Maçın ana fikrini hemen ilk cümlede kalın harflerle
belirleyelim: Yani İngiliz liginin oyuncuları yani yerli malı,
Kolombiya'nın dünyanın dört bir tarafından toplanmış yani toplama
takımını çok basit yendi. Basit yakıştırmasının içindeki olgu da o
toplanmış takımın bedava yaptığı bir penaltıdan kaynaklanıyor.
İngiliz takımı hiç de öyle ne 1966'da kupayı kazanan takım ne de
daha sonraki kupalardaki önemli tanınmış isimlerden kurulu bir
ekip. Tabii ki günümüz Premier Lig'in önemli oyuncuları var bu
kadroda. Ama hafızalarımızda yer edinmiş tipik İngiliz futbolunu
bırakın yeni modelin esintilerini bile göremiyoruz.
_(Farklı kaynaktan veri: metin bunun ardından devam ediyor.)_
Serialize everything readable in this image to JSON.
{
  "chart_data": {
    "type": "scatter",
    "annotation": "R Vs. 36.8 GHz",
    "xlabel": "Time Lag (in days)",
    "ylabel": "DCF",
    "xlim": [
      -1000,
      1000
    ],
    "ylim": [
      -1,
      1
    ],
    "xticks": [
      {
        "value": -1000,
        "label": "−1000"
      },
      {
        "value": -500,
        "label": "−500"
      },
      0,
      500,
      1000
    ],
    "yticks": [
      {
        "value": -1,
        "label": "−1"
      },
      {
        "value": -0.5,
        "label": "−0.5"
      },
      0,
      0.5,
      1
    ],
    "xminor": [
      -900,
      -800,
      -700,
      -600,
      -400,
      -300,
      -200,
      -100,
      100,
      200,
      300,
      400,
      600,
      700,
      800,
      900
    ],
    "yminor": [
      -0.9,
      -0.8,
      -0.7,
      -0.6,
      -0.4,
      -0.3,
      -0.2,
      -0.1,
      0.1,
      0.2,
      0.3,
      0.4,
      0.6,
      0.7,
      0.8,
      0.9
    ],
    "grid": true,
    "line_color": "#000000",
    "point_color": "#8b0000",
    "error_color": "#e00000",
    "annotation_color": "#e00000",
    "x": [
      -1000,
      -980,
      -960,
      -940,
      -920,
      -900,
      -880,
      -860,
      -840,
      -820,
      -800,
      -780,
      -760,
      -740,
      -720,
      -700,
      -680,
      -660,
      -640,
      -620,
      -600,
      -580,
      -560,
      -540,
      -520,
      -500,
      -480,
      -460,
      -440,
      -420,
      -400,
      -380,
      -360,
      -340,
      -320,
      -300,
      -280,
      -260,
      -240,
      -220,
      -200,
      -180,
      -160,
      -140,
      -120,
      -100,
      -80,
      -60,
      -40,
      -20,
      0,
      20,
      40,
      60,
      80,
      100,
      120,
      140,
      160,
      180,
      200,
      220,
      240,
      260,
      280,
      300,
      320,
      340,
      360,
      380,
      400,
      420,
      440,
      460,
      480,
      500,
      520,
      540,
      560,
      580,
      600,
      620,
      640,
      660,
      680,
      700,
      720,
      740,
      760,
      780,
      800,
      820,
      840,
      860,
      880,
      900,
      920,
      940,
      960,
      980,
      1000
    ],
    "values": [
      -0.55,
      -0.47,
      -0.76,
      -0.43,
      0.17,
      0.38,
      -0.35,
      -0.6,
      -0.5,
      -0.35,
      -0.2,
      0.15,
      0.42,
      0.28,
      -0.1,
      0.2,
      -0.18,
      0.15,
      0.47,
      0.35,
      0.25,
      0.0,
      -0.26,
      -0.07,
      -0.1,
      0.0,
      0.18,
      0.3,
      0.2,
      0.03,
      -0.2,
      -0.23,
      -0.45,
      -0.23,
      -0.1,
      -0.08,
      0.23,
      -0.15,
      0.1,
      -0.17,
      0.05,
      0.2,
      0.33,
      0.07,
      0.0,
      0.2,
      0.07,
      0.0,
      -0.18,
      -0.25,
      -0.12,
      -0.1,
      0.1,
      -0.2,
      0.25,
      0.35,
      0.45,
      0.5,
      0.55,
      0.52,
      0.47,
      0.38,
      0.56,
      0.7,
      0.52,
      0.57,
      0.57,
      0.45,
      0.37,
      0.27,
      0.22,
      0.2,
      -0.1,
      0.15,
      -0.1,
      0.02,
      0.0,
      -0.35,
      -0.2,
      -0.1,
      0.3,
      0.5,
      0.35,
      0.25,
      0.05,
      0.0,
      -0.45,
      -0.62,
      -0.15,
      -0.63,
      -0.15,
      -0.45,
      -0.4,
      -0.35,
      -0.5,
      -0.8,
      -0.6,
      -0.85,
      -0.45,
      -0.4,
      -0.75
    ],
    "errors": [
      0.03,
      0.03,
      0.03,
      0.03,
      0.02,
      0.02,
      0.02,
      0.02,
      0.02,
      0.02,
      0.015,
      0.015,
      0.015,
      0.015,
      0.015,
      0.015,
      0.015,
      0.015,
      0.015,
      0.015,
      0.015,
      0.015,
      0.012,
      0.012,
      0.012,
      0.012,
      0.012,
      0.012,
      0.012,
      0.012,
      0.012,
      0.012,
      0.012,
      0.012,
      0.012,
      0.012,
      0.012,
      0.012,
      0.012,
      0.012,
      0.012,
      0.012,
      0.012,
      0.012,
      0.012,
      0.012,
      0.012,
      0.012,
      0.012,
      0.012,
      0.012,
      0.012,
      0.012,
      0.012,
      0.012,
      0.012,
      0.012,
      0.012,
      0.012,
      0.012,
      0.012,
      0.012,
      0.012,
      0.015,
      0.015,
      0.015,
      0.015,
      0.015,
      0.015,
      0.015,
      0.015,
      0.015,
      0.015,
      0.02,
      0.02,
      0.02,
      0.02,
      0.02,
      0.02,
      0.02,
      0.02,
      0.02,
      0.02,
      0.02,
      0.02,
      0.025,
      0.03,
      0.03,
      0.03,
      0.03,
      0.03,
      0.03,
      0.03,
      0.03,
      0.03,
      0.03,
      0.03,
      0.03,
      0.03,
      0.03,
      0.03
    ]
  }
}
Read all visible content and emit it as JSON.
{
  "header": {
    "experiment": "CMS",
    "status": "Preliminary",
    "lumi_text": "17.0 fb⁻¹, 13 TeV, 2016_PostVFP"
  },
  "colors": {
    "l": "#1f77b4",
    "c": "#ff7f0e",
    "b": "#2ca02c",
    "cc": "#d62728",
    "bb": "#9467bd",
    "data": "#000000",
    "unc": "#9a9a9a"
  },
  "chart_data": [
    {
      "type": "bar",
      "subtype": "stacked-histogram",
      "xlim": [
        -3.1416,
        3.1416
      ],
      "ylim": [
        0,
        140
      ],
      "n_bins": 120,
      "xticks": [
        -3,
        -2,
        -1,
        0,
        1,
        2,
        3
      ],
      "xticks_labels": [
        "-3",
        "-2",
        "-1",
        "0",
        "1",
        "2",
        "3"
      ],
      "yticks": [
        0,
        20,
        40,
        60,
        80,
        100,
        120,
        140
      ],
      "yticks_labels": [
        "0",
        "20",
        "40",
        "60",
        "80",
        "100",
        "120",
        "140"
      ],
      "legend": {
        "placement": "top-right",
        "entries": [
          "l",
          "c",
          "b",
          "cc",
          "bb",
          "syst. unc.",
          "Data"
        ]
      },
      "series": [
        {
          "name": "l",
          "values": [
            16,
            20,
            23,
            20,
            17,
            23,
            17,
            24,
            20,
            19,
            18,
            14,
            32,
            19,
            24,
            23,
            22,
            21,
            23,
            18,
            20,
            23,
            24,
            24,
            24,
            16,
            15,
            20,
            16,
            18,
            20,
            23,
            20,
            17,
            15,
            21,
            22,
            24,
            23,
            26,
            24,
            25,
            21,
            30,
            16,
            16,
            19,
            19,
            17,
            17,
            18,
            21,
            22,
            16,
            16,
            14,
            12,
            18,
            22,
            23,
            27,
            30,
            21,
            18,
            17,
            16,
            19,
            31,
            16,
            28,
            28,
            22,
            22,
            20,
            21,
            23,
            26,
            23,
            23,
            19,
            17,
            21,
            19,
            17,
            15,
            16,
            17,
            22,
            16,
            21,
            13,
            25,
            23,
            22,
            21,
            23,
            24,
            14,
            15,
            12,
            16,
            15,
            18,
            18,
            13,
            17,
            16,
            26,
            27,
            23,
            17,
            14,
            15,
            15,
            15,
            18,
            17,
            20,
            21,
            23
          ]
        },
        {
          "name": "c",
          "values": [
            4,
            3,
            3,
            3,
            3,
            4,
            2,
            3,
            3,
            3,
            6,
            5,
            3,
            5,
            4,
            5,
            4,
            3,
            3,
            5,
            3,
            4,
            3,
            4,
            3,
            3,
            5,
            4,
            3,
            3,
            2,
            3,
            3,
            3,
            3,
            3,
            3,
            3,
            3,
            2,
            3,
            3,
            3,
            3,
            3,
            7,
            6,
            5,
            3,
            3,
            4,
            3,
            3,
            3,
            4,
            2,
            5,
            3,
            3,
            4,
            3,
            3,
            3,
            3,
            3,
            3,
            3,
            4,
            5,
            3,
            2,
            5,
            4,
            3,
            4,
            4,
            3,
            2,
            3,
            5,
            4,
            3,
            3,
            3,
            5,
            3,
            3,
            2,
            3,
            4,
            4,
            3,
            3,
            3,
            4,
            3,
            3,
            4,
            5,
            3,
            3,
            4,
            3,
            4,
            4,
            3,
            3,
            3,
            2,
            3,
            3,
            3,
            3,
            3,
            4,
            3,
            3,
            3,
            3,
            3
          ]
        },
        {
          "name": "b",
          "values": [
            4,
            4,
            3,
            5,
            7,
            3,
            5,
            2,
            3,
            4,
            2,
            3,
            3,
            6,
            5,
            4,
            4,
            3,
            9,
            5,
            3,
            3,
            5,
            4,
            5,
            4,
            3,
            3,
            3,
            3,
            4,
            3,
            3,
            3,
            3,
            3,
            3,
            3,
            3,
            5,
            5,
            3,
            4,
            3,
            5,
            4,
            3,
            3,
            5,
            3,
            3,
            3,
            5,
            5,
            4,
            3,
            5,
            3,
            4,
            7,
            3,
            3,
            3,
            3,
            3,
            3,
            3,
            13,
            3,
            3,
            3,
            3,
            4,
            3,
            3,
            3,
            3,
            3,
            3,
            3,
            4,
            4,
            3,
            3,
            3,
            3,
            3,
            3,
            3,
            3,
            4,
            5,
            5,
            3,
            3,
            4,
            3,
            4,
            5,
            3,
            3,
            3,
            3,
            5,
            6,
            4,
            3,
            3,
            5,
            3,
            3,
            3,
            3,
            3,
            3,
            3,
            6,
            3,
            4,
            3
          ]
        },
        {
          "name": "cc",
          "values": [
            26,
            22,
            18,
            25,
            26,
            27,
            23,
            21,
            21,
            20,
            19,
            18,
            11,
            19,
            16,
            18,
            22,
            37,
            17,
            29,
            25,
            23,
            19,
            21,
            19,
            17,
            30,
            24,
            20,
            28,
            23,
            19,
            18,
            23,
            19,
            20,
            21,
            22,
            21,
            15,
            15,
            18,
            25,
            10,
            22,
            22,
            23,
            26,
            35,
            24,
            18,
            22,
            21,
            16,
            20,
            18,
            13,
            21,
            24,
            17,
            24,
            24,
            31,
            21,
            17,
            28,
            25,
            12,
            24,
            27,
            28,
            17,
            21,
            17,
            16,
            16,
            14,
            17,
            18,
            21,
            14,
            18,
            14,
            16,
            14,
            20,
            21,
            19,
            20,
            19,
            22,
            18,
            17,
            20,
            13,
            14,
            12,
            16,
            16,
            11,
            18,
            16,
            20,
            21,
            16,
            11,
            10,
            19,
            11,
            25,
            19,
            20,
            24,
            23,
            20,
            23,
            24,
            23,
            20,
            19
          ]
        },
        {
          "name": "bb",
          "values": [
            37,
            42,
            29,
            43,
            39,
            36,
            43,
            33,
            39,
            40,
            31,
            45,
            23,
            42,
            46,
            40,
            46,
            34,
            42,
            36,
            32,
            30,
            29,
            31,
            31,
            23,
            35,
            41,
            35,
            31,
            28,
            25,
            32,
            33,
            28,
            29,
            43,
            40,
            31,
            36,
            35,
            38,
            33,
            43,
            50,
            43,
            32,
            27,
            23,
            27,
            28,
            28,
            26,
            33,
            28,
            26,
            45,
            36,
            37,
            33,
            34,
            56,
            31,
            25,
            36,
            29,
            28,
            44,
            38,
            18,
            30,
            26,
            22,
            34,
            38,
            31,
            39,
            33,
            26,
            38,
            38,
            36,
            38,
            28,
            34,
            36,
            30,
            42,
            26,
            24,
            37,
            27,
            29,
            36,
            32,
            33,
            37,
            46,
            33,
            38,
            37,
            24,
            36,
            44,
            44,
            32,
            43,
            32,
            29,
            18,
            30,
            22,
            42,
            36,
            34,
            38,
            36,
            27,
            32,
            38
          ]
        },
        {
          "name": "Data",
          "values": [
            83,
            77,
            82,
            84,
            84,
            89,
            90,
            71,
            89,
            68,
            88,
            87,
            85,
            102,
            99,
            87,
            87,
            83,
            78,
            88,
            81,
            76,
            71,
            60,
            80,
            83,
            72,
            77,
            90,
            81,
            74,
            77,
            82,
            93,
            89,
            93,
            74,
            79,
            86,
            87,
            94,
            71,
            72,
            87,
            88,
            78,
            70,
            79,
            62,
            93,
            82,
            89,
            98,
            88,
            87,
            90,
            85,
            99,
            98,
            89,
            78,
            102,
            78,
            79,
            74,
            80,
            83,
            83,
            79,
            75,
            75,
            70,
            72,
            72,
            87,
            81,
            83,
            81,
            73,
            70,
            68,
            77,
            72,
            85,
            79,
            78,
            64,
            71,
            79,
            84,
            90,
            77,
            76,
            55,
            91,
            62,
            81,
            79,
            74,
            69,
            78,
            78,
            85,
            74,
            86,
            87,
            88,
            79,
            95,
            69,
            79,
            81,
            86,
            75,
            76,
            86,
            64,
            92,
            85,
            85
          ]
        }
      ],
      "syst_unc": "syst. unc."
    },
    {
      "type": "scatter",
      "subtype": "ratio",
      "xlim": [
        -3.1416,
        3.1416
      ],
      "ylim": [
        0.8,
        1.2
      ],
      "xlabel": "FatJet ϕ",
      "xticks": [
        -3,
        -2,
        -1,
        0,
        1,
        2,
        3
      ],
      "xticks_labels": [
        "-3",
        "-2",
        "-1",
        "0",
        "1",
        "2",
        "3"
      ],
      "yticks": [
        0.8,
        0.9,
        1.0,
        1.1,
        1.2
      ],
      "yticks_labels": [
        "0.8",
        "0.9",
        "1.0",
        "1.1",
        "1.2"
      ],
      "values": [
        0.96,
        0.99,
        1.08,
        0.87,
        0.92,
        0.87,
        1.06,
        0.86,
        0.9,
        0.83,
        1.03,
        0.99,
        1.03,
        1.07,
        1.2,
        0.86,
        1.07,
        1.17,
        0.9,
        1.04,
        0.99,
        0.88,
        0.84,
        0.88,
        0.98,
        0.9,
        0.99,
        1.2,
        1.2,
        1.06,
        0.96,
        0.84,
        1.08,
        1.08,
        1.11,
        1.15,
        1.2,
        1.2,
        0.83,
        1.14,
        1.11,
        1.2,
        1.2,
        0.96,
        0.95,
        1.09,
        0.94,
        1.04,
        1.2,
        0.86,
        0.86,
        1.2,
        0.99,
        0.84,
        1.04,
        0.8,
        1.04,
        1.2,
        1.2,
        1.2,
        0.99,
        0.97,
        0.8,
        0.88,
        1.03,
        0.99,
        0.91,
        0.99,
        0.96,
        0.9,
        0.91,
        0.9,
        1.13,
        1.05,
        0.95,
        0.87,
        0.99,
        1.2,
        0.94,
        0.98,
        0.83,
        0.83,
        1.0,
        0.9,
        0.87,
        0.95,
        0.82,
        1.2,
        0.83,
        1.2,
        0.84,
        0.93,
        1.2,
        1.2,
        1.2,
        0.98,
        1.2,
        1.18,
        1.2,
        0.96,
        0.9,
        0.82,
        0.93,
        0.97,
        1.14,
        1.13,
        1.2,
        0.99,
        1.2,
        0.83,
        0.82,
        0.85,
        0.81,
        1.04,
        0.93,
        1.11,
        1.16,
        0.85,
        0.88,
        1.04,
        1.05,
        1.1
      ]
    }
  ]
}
Ne ön tarafta son adam veya adamların duvar olarak orta sahalarını
veya kenardan gelecek beklerini oyuna topla çağırdıklarını
göremedik. Karşı tarafa baktığımız zaman yani Kolombiya'ya,
dünyanın dört bir tarafından toplanan oyuncular sanki İngiltere'ye
oranla daha bir topla oynayıp, neredeyse takımın tamamını oyun
kurgusunun içine alarak hücum aksiyonlarının organize ettiklerini
gördük. Ama onların golü de bir korner atışının sonunda tabelaya
yazıldı.
Tabii ki İngiliz Millî Takımı kendi klasiği olan duran toptan gol
yemişse bunun da altı bu kupada çizilecek olan önemli noktalardan
biri olacaktır. Dün akşamki maçın bir üzerinde durulması gereken
görüntüsü de İngiliz takımının zaman zaman üçlü gibi yer alan
savunma kurgusudur. Bu hoca 150 yıllık gelenekle oynayarak, acaba
neyi düşünmüştür, çok merak ederim.
Ve İngilizler yıllardır yakalarından düşmeyen temdit penaltılardaki
şanssızlığını yenerek yapabileceğinin en fazlasını yapabilmenin
gururuyla uçağına binip ülkesine dönecek.